Questo esperimento mentale mette di fronte a quella che il filosofo Ludwig Wittgenstein avrebbe forse chiamato figura rebus: un groviglio di linee in cui si può giocare a scorgere un senso. Il senso è ciò che si riesce a vedere o a far vedere agli altri nella figura rebus. È interessante confrontare, per ogni classe, ciò che immaginano i bambini e ciò che immaginano i genitori. Il
confronto delle due utopie fornisce agli uni e agli altri motivi di meraviglia e di discussione, ad esempio sui desideri, e dunque su cose realissime, di quel genere di realtà e di presenza che comunica con il fare finta e con l’assenza; con le assenze che la fantasia, l’immaginazione e il figurarsi rendono presenti. È lo spazio fittizio e al tempo stesso reale nel quale soltanto si può creare, ripensando la distanza tra ciò che c’è e ciò che non c’è.

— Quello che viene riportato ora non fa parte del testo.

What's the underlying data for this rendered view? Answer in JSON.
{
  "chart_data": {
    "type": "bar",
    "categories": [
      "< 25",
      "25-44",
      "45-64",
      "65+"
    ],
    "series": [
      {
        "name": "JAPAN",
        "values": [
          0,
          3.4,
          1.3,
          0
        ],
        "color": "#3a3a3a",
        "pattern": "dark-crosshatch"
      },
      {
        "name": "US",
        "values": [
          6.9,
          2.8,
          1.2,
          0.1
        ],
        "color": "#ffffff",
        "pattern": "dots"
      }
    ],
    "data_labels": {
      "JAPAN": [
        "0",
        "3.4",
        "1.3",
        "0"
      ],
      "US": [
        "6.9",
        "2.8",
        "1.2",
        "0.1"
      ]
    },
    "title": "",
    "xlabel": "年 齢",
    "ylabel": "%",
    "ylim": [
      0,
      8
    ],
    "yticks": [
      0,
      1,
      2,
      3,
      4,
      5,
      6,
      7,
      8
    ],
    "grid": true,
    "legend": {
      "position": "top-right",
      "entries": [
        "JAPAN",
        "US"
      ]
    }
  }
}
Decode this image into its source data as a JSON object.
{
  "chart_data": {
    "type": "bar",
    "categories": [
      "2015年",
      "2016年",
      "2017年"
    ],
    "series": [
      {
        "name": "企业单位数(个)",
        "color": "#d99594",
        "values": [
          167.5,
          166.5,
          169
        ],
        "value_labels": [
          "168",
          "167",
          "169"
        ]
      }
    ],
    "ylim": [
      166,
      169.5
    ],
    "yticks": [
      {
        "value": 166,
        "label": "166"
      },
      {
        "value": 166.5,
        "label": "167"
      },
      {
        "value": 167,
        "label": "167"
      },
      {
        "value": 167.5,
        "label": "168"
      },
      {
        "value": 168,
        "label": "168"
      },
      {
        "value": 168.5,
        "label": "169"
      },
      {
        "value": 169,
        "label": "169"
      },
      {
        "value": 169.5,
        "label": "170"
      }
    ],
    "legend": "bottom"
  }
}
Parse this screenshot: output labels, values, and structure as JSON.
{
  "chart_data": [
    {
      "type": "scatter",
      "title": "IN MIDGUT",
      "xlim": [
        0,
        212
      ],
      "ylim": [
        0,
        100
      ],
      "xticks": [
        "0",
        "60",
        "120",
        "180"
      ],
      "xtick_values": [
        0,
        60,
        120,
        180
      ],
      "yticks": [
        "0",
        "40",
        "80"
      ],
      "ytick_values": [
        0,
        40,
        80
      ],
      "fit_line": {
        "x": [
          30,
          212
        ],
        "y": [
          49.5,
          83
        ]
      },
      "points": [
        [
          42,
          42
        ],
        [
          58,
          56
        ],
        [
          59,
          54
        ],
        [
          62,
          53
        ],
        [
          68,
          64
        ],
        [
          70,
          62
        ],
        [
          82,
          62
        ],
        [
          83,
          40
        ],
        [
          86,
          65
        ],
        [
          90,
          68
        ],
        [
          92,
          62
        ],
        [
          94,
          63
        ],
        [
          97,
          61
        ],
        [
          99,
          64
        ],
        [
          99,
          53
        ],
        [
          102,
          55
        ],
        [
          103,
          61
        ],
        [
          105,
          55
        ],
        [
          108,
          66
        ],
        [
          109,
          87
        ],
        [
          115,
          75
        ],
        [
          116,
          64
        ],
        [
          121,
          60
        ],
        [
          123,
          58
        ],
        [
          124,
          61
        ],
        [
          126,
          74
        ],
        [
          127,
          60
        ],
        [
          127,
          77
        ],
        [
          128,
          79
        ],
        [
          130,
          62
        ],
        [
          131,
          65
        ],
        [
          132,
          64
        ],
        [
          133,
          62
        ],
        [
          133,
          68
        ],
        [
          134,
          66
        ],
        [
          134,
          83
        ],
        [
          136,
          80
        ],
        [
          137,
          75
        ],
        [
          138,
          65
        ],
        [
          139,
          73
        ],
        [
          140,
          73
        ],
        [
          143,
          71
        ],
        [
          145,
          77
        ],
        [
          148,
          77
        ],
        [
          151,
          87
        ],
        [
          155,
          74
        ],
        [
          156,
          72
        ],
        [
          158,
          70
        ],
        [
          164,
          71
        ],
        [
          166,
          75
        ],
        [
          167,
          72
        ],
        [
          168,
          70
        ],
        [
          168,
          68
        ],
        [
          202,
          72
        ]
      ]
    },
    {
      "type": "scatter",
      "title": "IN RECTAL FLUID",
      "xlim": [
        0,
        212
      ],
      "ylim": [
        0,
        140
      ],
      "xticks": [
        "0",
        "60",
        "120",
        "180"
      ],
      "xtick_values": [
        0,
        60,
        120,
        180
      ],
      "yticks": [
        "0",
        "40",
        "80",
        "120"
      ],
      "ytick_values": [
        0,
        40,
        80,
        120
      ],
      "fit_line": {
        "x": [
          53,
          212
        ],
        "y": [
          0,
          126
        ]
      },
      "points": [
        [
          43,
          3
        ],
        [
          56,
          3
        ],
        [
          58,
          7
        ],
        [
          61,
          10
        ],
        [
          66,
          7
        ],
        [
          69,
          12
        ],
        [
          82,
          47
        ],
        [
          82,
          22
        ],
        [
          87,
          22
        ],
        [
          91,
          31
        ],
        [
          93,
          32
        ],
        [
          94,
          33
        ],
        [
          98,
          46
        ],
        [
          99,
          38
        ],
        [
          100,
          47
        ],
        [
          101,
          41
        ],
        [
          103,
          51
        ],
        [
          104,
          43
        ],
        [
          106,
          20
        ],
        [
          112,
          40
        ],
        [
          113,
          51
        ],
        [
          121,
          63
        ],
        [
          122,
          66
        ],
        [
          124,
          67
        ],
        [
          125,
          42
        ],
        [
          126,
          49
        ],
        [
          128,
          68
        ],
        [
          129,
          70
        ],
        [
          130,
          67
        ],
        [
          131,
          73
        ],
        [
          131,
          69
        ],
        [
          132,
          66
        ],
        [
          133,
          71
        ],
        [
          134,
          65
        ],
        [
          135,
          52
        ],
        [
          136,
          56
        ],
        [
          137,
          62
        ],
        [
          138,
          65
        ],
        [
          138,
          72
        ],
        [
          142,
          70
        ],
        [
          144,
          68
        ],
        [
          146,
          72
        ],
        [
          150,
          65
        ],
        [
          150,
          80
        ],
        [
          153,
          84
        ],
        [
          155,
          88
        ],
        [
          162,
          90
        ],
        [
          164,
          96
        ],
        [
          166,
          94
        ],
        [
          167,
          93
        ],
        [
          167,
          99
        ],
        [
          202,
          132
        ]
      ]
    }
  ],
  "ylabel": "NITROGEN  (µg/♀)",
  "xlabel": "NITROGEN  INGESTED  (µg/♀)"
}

I bambini, dunque, come immaginano i confini? Una bambina propone di circondare l’isola con un cerchio di conchiglie. Altri metterebbero bandiere e fiori. Alcuni si preoccupano di costruire recinti. I bambini più piccoli arrivano a pensare di circondare l’isola con un recinto o con “mura morbide”, ma “per non cadere in mare”. Un bambino propone delle mura di mattoni, per protezione. Alla sua voce se ne aggiungono altre. Ad un altro bambino, tuttavia, l’idea non piace: così non si vede più “il cielo”. “Ma il cielo si vede – replica un altro – è su!”. Il bambino precedente intendeva però dire che non si vedrebbe più l’orizzonte, il punto in cui il cielo tocca il mare. A qualcuno è sufficiente interrompere il muro con un cancello, attraverso il quale si può comunque vedere il mare. La discussione va avanti: un’idea tira l’altra; dubbi e commenti fanno scaturire nuove idee. C’è chi pensa ad un muro trasparente, fatto di un vetro molto resistente: così si combinano la protezione e la possibilità di vedere fuori. L’idea compare in più di una classe: un solo bambino ha osservato che, comunque, ci sarebbero dei riflessi sul vetro e che si vedrebbe male. Attraversando le classi troveremmo mura alte fino al cielo, mura invisibili fatte di laser, allarmi, telecamere e dispositivi a password, cancelli e scogli azionabili con un telecomando, che emergono dal mare o ci sprofondano, a seconda dei casi. Non mancano fili spinati e “reti elettrizzate”. In quattro classi (finora circa il 15% sul totale) è stata avanzata la proposta di una “bolla” o “cupola” di materiale indistruttibile, eventualmente bucherellata per fare entrare aria e pioggia. Per uscire dall’isola o per fare entrare “gli amici”, in questi casi, si potrebbe utilizzare un tunnel. Una bambina ha proposto di realizzare un velo immenso, del colore del mare e del cielo, con cui mimetizzare l’isola quando navi sconosciute o aerei si avvicinano.

Non manca chi lascerebbe il confine così com’è, senza niente, accogliendo e cercando di conoscere chi arriva, esigendo rispetto per le regole vigenti. Un altro bambino ha proposto di mettere “campi da gioco” come confine. Ma gli animali costruttori di mura, già da bambini, anche nel ventunesimo secolo, sembrano preferire le mura, eventualmente invisibili, impiegando tutta la tecnologia disponibile.